What is so remarkable about the above scenario is that it does not seem all that remarkable; you probably have done most of these things without giving them much thought. We have come to expect information to appear when and where we need it, and to be able to communicate with anyone at anytime, no matter where they are – something that Leisa Reichelt (2007) calls “ambient intimacy.” The normal barriers of space and time have seemingly been so reduced as to practically vanish. We can be on a video call, texting with a group of friends, and posting comments on social media sites (sometimes simultaneously!) without knowing or caring where all of those people happen to be.
But sometimes caring where those people are – or will be – is precisely the point. While the role that smartphones and social media played in social movements like the Arab Spring and Occupy is still under debate, these tools unquestionably ushered in a new way to coordinate the movement of individuals in geographic space. By having access to decentralized, immediate communication networks such as Twitter, networked groups can quickly mobilize in place and just as quickly dissipate. “Flash mob” protests can seemingly emerge out of nowhere, dissolve, and reappear elsewhere as networked protesters use ambient intimacy to keep track of each other as well as any potential threats.

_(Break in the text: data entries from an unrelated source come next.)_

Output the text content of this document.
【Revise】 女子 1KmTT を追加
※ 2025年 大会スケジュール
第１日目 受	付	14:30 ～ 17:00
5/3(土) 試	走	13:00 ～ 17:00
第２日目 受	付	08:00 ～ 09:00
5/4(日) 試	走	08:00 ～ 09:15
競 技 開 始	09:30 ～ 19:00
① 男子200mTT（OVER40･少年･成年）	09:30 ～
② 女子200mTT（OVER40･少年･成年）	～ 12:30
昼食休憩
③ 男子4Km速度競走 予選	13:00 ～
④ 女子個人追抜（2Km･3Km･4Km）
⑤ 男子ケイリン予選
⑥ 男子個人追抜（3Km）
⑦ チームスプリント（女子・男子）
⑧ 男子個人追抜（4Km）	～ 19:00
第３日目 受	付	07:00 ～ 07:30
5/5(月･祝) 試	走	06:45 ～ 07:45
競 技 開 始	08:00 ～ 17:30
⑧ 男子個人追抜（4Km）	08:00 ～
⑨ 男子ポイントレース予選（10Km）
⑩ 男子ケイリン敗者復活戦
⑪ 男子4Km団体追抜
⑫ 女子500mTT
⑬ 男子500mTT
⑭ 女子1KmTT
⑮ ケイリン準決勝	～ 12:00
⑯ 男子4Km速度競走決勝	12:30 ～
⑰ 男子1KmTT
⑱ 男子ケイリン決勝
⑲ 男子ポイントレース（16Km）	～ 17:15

Both the politically charged action of coordinating a protest across geographic space and the seemingly mundane task of mapping directions across town require the use of technological tools that have only recently emerged. Once confined to the relatively fixed position of desktop computers and mainframes, the internet has diffused to laptop computers, smartphones, and many other devices that are extremely mobile. Cellular networks, WiFi, Bluetooth® and other wireless forms of communication have allowed us to carry the internet with us almost everywhere we go. Global positioning systems tell us where we are on the face of the Earth with startling accuracy. We always have a location, and we always have access to the network. We live in a geoweb.
Broadly defined, the geoweb is a network of individual nodes whose geographic position can be identified and communicated on the internet. For something to be considered as part of the geoweb, it must be both geolocated and connected. Geolocation refers to the identification of the real-world location of some phenomenon, such as a smartphone, a car, or a tweet, using some sort of standard coding system. The most common coding system for geolocation is the coordinate system of latitude and longitude, but there are also many other systems used in geolocation (street addresses, ZIP codes, etc.). Connectivity simply means that geolocated phenomena must be connected to the internet in some way in order to be considered as part of the geoweb. Marking your location on the face of the Earth using a global positioning system (GPS) would not make you part of the geoweb, for example, unless that location was made accessible to other parts of the network (to determine your proximity to a certain subset of your friends, perhaps).
The geoweb also includes any data collected from a geolocated and connected node, from the speed of your car to your check-in on the Foursquare app to photosynthetically active radiation levels in a rainforest. Our definition of the geoweb can be expanded, then, to include what we can refer to as “geodata” – data that have some spatial or locational component. As such, the geoweb refers to a distributed digital network of geolocated nodes that capture, produce, and communicate data that include an explicitly spatial component.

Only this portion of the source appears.